The most common issue with doing a new custom build is failure to include all packages or build the backend, one can test if the backend is build correctly and also get a clear trace error by finding the py_dist folder in electron. Go to:
<idaes-electron-build>/electron/py_dist/main
In there you will find a main.exe, execute inside a CMD so you can capture any errors:
main.exe
If all things are good it should show that your backend is loading and you should see that the application is started up, final messages should be something like this.

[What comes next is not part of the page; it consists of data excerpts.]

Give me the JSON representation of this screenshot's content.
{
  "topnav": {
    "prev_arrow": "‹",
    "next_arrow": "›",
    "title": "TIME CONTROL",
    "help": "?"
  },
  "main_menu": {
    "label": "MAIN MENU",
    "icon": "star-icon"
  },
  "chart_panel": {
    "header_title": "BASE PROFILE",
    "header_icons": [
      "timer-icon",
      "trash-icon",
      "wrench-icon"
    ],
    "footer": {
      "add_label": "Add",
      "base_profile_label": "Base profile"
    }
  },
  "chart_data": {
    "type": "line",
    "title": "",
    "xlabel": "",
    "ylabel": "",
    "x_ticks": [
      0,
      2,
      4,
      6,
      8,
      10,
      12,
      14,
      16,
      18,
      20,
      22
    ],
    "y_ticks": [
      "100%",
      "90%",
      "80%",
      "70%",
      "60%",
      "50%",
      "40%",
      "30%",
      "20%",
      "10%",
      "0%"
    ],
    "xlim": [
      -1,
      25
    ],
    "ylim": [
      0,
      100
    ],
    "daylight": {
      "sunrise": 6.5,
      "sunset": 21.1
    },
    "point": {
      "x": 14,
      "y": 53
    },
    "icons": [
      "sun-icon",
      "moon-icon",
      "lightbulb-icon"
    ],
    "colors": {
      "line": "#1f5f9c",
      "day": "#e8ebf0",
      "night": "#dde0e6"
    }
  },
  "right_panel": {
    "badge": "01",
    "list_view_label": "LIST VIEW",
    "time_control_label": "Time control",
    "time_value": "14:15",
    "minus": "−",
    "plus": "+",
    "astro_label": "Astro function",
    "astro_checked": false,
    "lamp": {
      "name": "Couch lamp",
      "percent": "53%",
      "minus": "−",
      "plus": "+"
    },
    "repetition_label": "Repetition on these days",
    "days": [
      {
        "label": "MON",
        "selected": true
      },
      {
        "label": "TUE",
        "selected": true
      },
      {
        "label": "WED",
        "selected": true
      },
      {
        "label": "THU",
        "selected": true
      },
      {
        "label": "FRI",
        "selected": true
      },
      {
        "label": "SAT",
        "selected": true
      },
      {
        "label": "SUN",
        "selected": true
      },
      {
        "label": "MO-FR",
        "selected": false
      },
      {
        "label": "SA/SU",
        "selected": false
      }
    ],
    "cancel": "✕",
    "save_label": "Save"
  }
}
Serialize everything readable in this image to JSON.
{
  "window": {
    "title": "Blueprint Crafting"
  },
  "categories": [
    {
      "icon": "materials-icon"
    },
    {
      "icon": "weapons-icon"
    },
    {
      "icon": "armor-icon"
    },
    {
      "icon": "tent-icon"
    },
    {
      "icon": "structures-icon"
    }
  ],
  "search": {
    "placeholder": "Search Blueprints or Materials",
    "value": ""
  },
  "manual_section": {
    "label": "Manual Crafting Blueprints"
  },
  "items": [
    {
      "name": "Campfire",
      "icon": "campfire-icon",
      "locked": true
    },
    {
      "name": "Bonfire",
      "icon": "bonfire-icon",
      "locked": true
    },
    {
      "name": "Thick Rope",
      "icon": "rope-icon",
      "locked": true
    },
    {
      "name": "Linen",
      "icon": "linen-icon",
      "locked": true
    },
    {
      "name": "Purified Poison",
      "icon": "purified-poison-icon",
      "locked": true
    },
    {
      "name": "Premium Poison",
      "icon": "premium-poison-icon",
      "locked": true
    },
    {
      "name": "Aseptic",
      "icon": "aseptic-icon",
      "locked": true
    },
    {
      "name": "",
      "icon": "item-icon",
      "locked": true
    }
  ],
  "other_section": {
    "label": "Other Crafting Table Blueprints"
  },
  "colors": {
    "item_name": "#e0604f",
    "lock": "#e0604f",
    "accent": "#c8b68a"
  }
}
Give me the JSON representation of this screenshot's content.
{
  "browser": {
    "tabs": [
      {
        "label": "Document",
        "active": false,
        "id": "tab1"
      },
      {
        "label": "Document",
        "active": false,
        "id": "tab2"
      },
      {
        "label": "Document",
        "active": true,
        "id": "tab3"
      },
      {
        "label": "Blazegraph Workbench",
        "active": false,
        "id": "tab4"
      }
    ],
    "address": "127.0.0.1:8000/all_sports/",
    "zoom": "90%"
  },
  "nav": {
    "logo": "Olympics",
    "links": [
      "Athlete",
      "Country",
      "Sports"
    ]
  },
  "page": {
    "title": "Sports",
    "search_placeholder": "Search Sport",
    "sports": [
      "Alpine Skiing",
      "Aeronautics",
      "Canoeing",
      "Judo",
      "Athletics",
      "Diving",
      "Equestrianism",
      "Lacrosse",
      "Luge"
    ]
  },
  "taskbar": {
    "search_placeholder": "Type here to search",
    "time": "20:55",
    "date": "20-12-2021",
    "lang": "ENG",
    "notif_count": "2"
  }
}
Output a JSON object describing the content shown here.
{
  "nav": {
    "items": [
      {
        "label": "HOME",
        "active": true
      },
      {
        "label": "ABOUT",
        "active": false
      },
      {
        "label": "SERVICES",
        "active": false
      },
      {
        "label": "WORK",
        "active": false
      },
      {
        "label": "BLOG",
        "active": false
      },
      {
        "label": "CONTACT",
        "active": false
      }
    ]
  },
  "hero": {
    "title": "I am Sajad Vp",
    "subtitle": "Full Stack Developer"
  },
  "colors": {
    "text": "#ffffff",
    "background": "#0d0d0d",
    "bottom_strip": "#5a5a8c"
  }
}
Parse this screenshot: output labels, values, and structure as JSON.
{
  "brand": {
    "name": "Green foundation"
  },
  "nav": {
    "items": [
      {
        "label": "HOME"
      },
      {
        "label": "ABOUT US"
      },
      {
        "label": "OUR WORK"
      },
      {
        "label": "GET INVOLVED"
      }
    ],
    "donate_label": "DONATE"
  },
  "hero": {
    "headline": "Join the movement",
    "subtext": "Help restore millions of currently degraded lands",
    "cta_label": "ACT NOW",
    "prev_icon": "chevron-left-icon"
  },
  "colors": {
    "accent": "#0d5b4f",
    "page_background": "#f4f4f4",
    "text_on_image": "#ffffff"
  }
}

INFO: Started server process [48008]
INFO: Waiting for application startup.
INFO: Application startup complete.
On some systems, numpy might not properly be built and a different version might be needed. Refer to step 3.b, in this case you will see following error:
D:\github\idaes-electron-build\electron\py_dist\main>main.exe
PyInstaller\loader\pyimod02_importers.py:419: UserWarning: pkg_resources is deprecated as an API. See https://setuptools.pypa.io/en/latest/pkg_resources.html. The pkg_resources package is slated for removal as early as 2025-11-30. Refrain from using this package or pin to Setuptools<81.
Traceback (most recent call last):
File "idaes_flowsheet_processor_ui\main.py", line 18, in <module>
File "PyInstaller\loader\pyimod02_importers.py", line 419, in exec_module
File "idaes_flowsheet_processor_ui\routers\flowsheets.py", line 16, in <module>
File "PyInstaller\loader\pyimod02_importers.py", line 419, in exec_module
File "pandas\__init__.py", line 31, in <module>
ImportError: Unable to import required dependencies:
numpy: Error importing numpy: you should not try to import numpy from
its source directory; please exit the numpy source tree, and relaunch
your python interpreter from there.
[47492] Failed to execute script 'main' due to unhandled exception!